多吉第一次带宾玛回祖屋,参加春节的家族聚会,就让她记忆尤深:“三哥进来了,见我在屋里,很自然地和我寒暄了一阵。但只是一瞬间,他满脸的笑容忽然凝固,似乎彻底反应过来,严厉地问我:‘是谁带你来的?’我说是‘多吉’,他的脸马上拉了下来,转身就出去了。”
接下来,宾玛吃到了她一生之中最压抑的一顿饭。“整个家族100多人,只有我一个汉人。大家很安静,都不说话,脸上没有任何表情。多吉坐在我身边,一直吃饭,也没有说话。我坐立不安,这顿饭只吃了半个小时,却令我感觉有半天那么久。”
之后她知道了,格则家是当地的“望族”,末代土司总管阿少云之妻是多吉的祖母,现任扎美寺的活佛是其舅舅,格则家的当家阿咪历来精明能干,历任村长也多出自格则家,作为家族同龄人中的佼佼者,族人对他的感情状况尤为敏感。也因此,注定了宾玛“被接受”的过程是渐进的,刚开始,阿咪对她很客气,不让她插手家务,那是一种划清界线的疏离;三哥在路上见到她,即便擦肩而过也形同陌路。她的一举一动,更在全民观察之下。稍有不当的行为,会通过阿咪族群的闲话网络,迅速快递到全村的各个家屋。

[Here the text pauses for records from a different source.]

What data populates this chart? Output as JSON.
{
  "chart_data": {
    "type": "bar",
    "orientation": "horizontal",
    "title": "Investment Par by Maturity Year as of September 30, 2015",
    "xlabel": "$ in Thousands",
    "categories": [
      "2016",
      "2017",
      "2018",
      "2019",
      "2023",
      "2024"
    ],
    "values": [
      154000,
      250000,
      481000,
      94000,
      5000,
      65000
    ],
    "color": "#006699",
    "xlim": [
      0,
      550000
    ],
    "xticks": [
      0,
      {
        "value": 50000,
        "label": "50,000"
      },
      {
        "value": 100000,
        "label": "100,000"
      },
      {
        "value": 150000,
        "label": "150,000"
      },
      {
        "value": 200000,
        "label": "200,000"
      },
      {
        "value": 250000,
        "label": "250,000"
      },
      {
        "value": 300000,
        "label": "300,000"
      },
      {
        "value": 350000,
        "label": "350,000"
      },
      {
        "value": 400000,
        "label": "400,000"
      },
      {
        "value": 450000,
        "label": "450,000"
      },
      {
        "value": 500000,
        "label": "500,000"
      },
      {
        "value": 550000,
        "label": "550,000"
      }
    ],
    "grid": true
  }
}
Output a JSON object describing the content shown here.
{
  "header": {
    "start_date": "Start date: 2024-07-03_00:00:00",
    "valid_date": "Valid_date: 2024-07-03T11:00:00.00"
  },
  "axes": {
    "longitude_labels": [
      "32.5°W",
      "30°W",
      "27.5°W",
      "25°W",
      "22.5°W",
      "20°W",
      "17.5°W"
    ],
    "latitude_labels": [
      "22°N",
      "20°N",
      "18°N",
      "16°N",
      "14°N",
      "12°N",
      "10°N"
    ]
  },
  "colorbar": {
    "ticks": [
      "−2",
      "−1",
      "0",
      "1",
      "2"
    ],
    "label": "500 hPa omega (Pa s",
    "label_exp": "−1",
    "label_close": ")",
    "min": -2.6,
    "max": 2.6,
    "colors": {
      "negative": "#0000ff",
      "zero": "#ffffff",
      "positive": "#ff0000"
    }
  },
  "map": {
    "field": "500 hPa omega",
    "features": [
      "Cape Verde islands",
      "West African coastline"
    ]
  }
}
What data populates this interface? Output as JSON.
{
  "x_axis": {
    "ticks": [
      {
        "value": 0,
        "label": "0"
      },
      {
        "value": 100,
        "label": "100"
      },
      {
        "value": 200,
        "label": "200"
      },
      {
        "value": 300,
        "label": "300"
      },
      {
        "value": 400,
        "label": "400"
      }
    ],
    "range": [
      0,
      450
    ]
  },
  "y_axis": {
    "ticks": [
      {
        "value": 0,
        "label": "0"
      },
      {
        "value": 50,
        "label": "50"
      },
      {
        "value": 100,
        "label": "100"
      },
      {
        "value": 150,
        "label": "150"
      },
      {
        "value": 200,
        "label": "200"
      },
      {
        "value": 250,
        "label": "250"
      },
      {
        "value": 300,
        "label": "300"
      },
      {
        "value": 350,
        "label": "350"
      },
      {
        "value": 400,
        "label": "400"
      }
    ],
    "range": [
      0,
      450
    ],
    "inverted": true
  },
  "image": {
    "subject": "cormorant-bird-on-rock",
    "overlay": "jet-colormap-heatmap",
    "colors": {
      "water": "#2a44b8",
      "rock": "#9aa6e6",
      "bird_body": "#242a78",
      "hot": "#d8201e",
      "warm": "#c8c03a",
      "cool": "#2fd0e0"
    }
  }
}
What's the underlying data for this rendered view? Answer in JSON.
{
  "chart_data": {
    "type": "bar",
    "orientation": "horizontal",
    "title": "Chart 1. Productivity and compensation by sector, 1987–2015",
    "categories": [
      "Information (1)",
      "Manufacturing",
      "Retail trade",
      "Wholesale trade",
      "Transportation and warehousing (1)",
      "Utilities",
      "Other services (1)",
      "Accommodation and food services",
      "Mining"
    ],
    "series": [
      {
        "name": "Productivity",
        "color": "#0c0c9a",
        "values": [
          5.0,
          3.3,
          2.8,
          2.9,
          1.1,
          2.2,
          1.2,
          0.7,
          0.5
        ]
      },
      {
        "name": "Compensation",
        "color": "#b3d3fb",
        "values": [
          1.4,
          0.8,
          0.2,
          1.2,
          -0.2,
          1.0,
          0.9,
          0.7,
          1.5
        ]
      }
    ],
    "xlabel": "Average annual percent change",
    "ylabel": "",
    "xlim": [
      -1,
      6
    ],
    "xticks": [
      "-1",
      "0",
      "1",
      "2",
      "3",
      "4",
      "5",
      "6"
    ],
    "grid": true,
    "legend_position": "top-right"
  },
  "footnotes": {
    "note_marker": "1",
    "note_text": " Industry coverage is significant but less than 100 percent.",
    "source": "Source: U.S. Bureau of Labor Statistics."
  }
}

接纳的第一步,是从小阿咪开始的,她是村里最通达的老人,第一个学会了看钟表,也学会了在电话中说“HELLO”。她对宾玛的衡量标准是,才喝了两杯苏马里酒,就醉了,可见是一个好女孩。
真正的走婚生活绝非无所禁忌,而是有许多严格规范
这之后,“好女孩”宾玛渐渐融入了摩梭人的群体。
与村民见面,她会依从摩梭思维去问好:“你们家阿咪好吗?”或者“你感冒了吗?”;饿了,无论走进谁家里,都可以免费吃饭;不会生火,站在门口请人帮忙,几次以后,她一站到门口,邻居或者路人都会主动问她,需要生火吗?
在泸沽湖宾玛的“柴米”生活开始得轻松惬意,她像一只筑巢的燕子,不厌其烦地从珠海叼来织锦的坐椅靠垫、斑斓的杯碗碟勺……精心装饰她的窝。转眼,又突发奇想,在家里装上了全村第一个,也是唯一的马桶。在泸沽湖的阳光下,她把生活放在手心里摆弄,随心所欲。两个人都是内向的个性,甚至羞涩。干完家务后看看书,或与旅客聊天,或一起坐在院子里晒太阳,看窗前的玫瑰花开,一天就飞快地过去了。幸福是洋溢在身边的浓浓的情意,一个眼神,一个举止,不喧闹,不张扬,是安详流淌在内心的旋律,只有他们自己能感受得到。